Antofagasta plc
- Type: Public limited company
- Traded as: LSE: ANTO FTSE 100 component
- ISIN: GB0000456144
- Industry: Mining
- Founded: 1888; 138 years ago
- Headquarters: London, England, UK
- Area served: Worldwide
- Key people: Jean-Paul Luksic Fontbona (Chairperson); Iván Arriagada (CEO);
- Products: Copper
- Revenue: US$8,620.3 million (2025)
- Operating income: US$3,426.2 million (2025)
- Net income: US$2,071.3 million (2025)
- Owner: Iris Fontbona and family (65%)
- Number of employees: 29,000 (2025)
- Divisions: Antofagasta Mining Antofagasta Transport
- Website: www.antofagasta.co.uk

= Antofagasta plc =

Chilean business

Antofagasta plc is a London-based Chilean multinational conglomerate. It is one of the larger conglomerates of Chile with equity participation in Antofagasta Minerals, the railroad from Antofagasta to Bolivia, Twin Metals in Minnesota, and other exploration joint ventures in different parts from the world. Antofagasta is listed on the London Stock Exchange and is a constituent of the FTSE 100 Index.

== History ==
The Group began life as Ferrocarril de Antofagasta a Bolivia, a business that was incorporated and listed on the London Stock Exchange in 1888, with the objective of operating a railway between Antofagasta, a port on the Pacific Coast of Northern Chile, and La Paz, the capital City of Bolivia.

In 1980, the controlling stake was acquired by the Grupo Luksic, and the two businesses were subsequently integrated under the name Antofagasta Holdings.

During the 1980s, under the leadership of the managing director, Philip Adeane, Antofagasta Holdings diversified into other areas such as mining in Michilla, in which it invested in 1983, and mining in Los Pelambres, in which it invested in 1986, in addition to telecommunications.

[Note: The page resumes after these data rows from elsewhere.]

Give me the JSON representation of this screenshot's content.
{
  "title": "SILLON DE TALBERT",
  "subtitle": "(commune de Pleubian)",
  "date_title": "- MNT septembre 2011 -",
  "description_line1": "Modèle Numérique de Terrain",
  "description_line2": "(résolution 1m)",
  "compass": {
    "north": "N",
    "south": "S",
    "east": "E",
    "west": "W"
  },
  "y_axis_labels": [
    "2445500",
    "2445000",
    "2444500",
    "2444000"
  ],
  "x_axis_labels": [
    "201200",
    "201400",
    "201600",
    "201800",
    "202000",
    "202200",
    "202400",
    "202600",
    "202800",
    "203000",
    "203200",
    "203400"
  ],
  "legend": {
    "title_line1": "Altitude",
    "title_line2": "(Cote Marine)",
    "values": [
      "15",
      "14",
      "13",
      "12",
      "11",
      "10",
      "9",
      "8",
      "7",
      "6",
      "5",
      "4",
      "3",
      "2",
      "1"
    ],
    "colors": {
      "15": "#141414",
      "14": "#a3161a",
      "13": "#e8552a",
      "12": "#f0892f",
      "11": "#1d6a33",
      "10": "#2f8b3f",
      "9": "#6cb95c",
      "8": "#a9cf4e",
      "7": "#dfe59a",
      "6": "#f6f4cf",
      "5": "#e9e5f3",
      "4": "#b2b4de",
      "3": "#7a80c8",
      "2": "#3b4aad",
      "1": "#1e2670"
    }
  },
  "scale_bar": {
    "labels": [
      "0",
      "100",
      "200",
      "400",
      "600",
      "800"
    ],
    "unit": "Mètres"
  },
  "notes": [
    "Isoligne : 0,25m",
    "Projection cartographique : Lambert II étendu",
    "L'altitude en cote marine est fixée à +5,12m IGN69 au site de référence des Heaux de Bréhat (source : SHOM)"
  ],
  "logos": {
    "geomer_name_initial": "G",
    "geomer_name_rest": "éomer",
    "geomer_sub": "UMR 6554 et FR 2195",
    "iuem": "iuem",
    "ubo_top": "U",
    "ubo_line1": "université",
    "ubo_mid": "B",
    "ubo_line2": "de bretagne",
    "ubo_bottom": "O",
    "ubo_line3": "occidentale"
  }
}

In 1996, Antofagasta Holdings transferred its banking activities and its industrial interests to Quiñenco S.A., another diversified Chilean company also controlled by the Luksic family. This transfer allowed Antofagasta Holdings to concentrate on the development of Los Pelambres and the Tesoro mines and establish itself as a low cost copper producer. The shortened name, Antofagasta, was adopted in 1999.

The Los Pelambres mine was first recognized by William Braden in 1920. One of the largest copper deposits in the world, production in 2016 was forecast at 355–365,000 tonnes of copper, 1,275–1,559 kilogrammes of gold and 8.0–9.0 tonnes of molybdenum.

In 2009, Antofagasta PLC signed an agreement with the Australian company Carbon Energy to develop an underground coal gasification project in Mulpún, in Southern Chile. The project was put on hold in 2013.

In 2015, Antofagasta took control of Twin Metals, a US company involved in a copper and nickel mining project in Northern Minnesota. Under President Barack Obama, the US administration declined to renew the leases for the lands on which the mining project was planned. However, this position was reversed during the first Trump presidency, around 2018. The mining project commenced a long permitting process, involving significant environmental issues, being located near wilderness area with many lakes and rivers. The project's reversal of fortunes angered environmentalists and focused attention on a connection between a Chilean billionaire and President Trump's family. During this time, between 2017 and 2021, the Luksic family Washington DC mansion was let to Ivanka Trump and Jared Kushner.

In February 2016, Antofagasta signed an agreement with junior explorer Evrim Resources to earn an interest in the Ball Creek property located in British Columbia. Antofagasta can earn a 70% interest in the project by spending US$31 million over a thirteen-year period.

The company sold its idled Michilla mine in Chile for $52m in 2016. The sale included various mining properties but kept some facilities like the sulphuric acid terminal used by mines in Centinela and Antucoya (an oxide deposit near Michilla).

In 2022 Antofagasta Minerals withdrew from the Reko Diq Mine project, a joint venture it had with Barrick Gold in Pakistan. The withdrawal happened in the context of the Reko Diq case in which Pakistan paid US$900 million in indeminization to Antofagasta Minerals. Antofagasta Minerals has since stated it aims to focus its operations in the Americas.

==Operations==
Antofagasta is one of the major international copper producers with its activities concentrated mainly in Chile where it now operates four copper mines: Los Pelambres, Centinela (previously the Esperanza and Tesoro mines), Antucoya and Zaldívar (100% owned since 2015 when Barrick Gold sold its 50% to Antofagasta).

==Ownership==
The company is 65% owned by the Chilean Luksic family; Iris Fontbona is the matriarch.